Scalable Framework for Integrating Multi-Omics Data for Biosystem Analysis

Understanding the genomic basis of economically important plants for growth time, crop yield, responses to drought and disease resistance is of critical importance to sustaining and improving food supplies for humans and livestock, as well as insuring sufficient raw material availability for industries that depend on plant materials, such as biofuel manufacture. Current computational methods for analysis are suitable at the scale of individual experiments, but analysis of larger- scale experiments, or meta-analyses that examine data across many transcriptomic experiments, are difficult to perform with existing tools. The anticipated explosion in plant-based sequencing, driven by decreasing sequencing costs, and fewer barriers to plant experimentation, makes it urgent to build a general and efficient computational platform to hold and process large datasets.
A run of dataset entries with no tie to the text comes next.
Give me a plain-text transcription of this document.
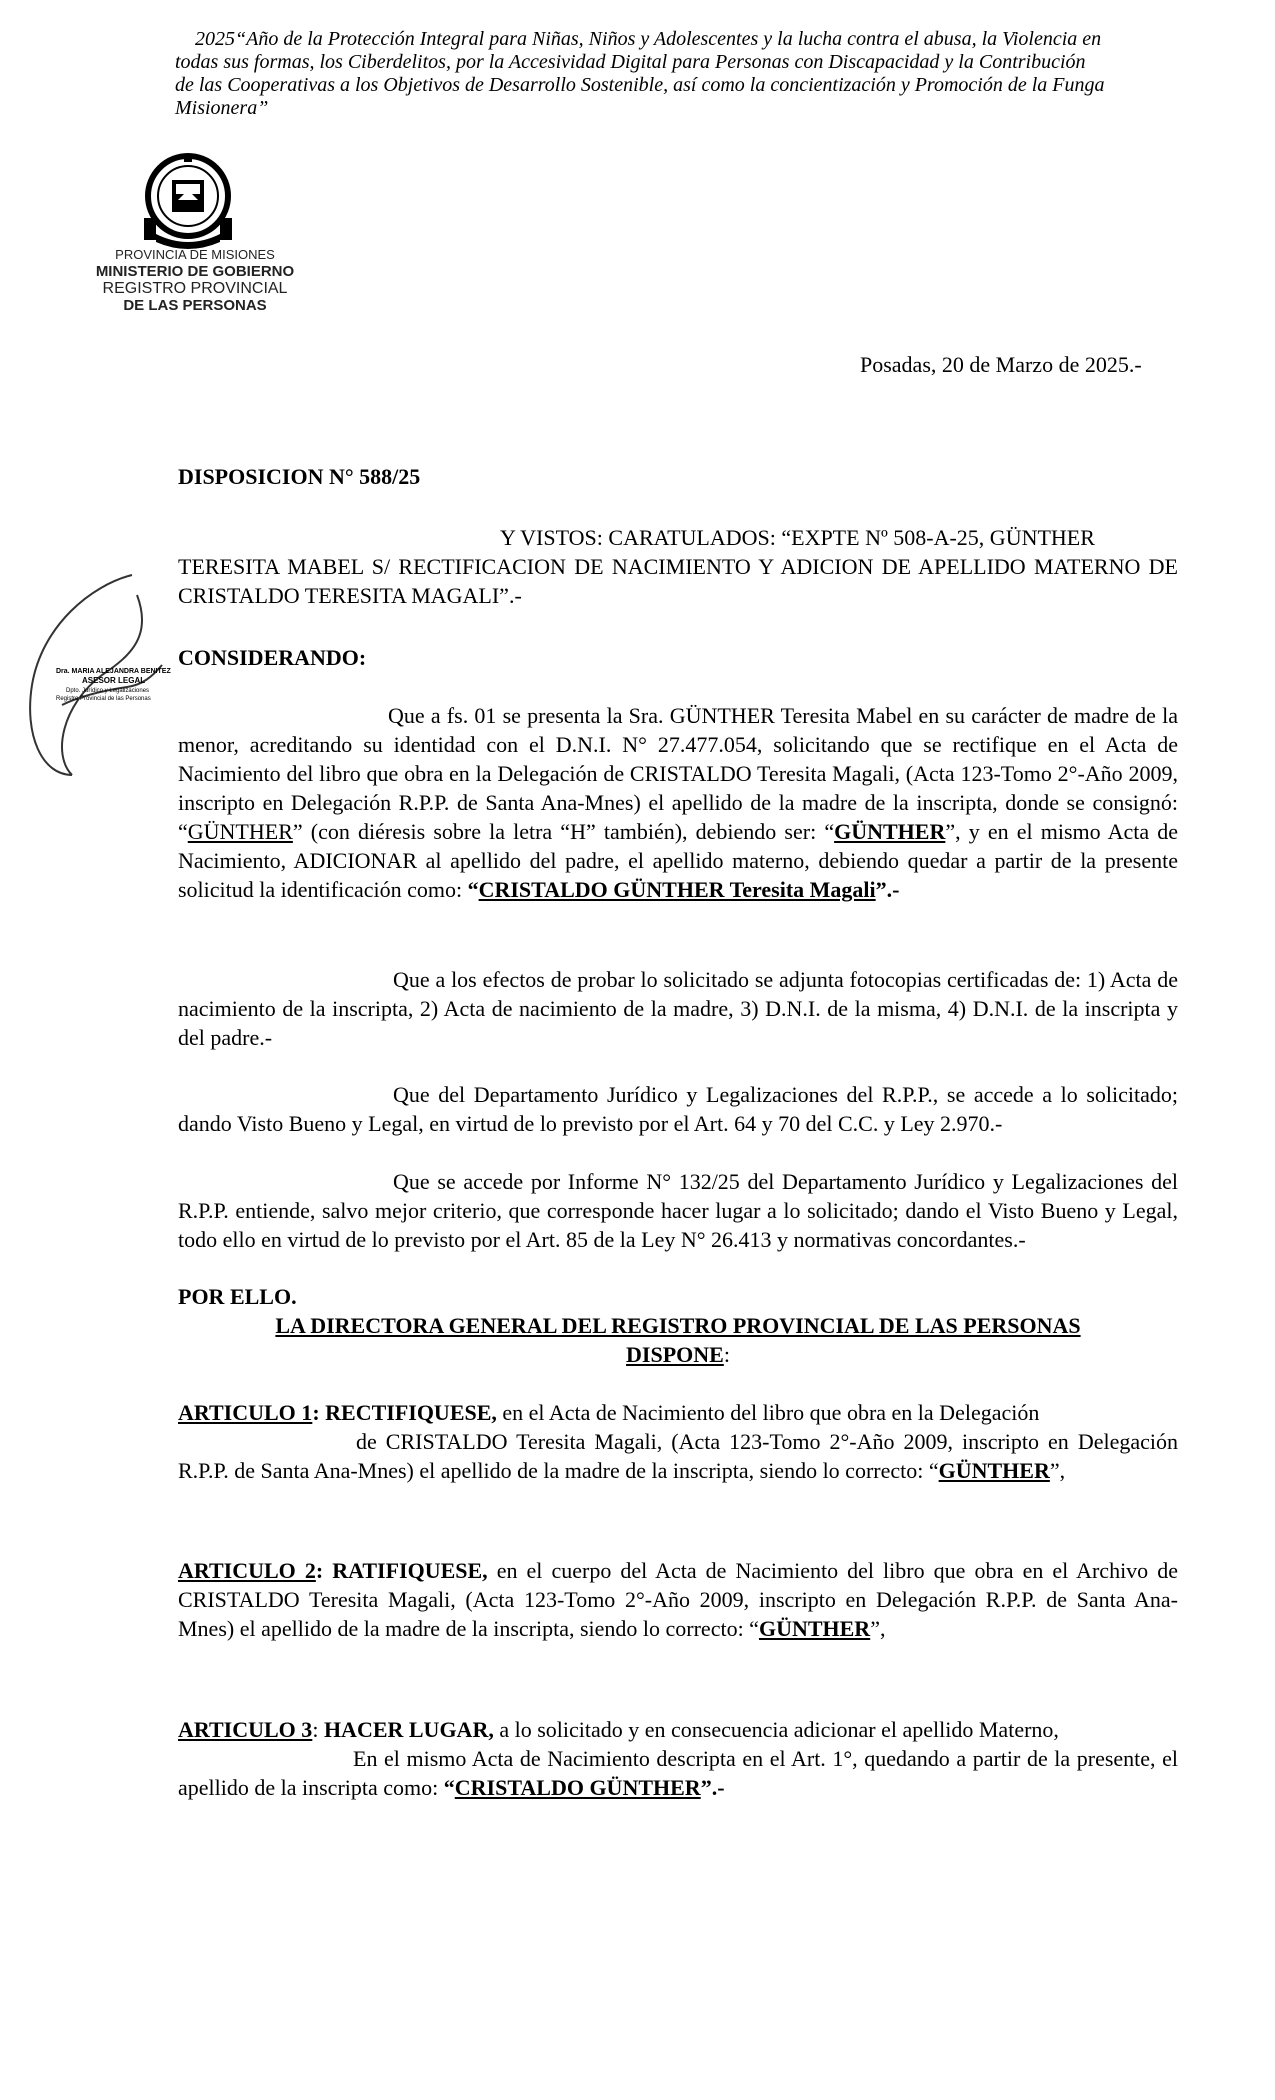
2025“Año de la Protección Integral para Niñas, Niños y Adolescentes y la lucha contra el abusa, la Violencia en
todas sus formas, los Ciberdelitos, por la Accesividad Digital para Personas con Discapacidad y la Contribución
de las Cooperativas a los Objetivos de Desarrollo Sostenible, así como la concientización y Promoción de la Funga
Misionera”
PROVINCIA DE MISIONES
MINISTERIO DE GOBIERNO
REGISTRO PROVINCIAL
DE LAS PERSONAS
Posadas, 20 de Marzo de 2025.-
DISPOSICION N° 588/25

Y VISTOS: CARATULADOS: “EXPTE Nº 508-A-25, GÜNTHER

TERESITA MABEL S/ RECTIFICACION DE NACIMIENTO Y ADICION DE APELLIDO MATERNO DE CRISTALDO TERESITA MAGALI”.-

CONSIDERANDO:

Que a fs. 01 se presenta la Sra. GÜNTHER Teresita Mabel en su carácter de madre de la menor, acreditando su identidad con el D.N.I. N° 27.477.054, solicitando que se rectifique en el Acta de Nacimiento del libro que obra en la Delegación de CRISTALDO Teresita Magali, (Acta 123-Tomo 2°-Año 2009, inscripto en Delegación R.P.P. de Santa Ana-Mnes) el apellido de la madre de la inscripta, donde se consignó: “GÜNTHER” (con diéresis sobre la letra “H” también), debiendo ser: “GÜNTHER”, y en el mismo Acta de Nacimiento, ADICIONAR al apellido del padre, el apellido materno, debiendo quedar a partir de la presente solicitud la identificación como: “CRISTALDO GÜNTHER Teresita Magali”.-

Que a los efectos de probar lo solicitado se adjunta fotocopias certificadas de: 1) Acta de nacimiento de la inscripta, 2) Acta de nacimiento de la madre, 3) D.N.I. de la misma, 4) D.N.I. de la inscripta y del padre.-

Que del Departamento Jurídico y Legalizaciones del R.P.P., se accede a lo solicitado; dando Visto Bueno y Legal, en virtud de lo previsto por el Art. 64 y 70 del C.C. y Ley 2.970.-

Que se accede por Informe N° 132/25 del Departamento Jurídico y Legalizaciones del R.P.P. entiende, salvo mejor criterio, que corresponde hacer lugar a lo solicitado; dando el Visto Bueno y Legal, todo ello en virtud de lo previsto por el Art. 85 de la Ley N° 26.413 y normativas concordantes.-

POR ELLO.
LA DIRECTORA GENERAL DEL REGISTRO PROVINCIAL DE LAS PERSONAS
DISPONE:

ARTICULO 1: RECTIFIQUESE, en el Acta de Nacimiento del libro que obra en la Delegación

de CRISTALDO Teresita Magali, (Acta 123-Tomo 2°-Año 2009, inscripto en Delegación R.P.P. de Santa Ana-Mnes) el apellido de la madre de la inscripta, siendo lo correcto: “GÜNTHER”,

ARTICULO 2: RATIFIQUESE, en el cuerpo del Acta de Nacimiento del libro que obra en el Archivo de CRISTALDO Teresita Magali, (Acta 123-Tomo 2°-Año 2009, inscripto en Delegación R.P.P. de Santa Ana-Mnes) el apellido de la madre de la inscripta, siendo lo correcto: “GÜNTHER”,

ARTICULO 3: HACER LUGAR, a lo solicitado y en consecuencia adicionar el apellido Materno,

En el mismo Acta de Nacimiento descripta en el Art. 1°, quedando a partir de la presente, el apellido de la inscripta como: “CRISTALDO GÜNTHER”.-

Dra. MARIA ALEJANDRA BENITEZ
ASESOR LEGAL
Dpto. Jurídico y Legalizaciones
Registro Provincial de las Personas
To address this challenge of large and heterogenous data, we will extend our distributed analytics platform for the aggregation, representation, and analysis of multiple modalities of plant and microbiome genomic data. Already proven for medical genomic data, our approach is expected to provide for this community both more efficient storage and faster processing across a range of cloud computing environments. For Phase 1, we will demonstrate a distributed framework for gene-level summarization of raw read counts, followed by exon-level summarization with feature overlaps for finer-grain differential analysis, and finally implementing read-level storage of transcriptomics data, permitting analyses such as de novo transcript assembly. In parallel, we will add interfaces, as a proof of concept, to a select group of publicly available annotation sources and tools. Commercial applications will center around a commercial-quality software framework for food and bioenergy companies investigating potentially novel genomic or splicing events. Such investigations would be able to analyze large numbers of samples due to the scalability of the storage and computation within the framework.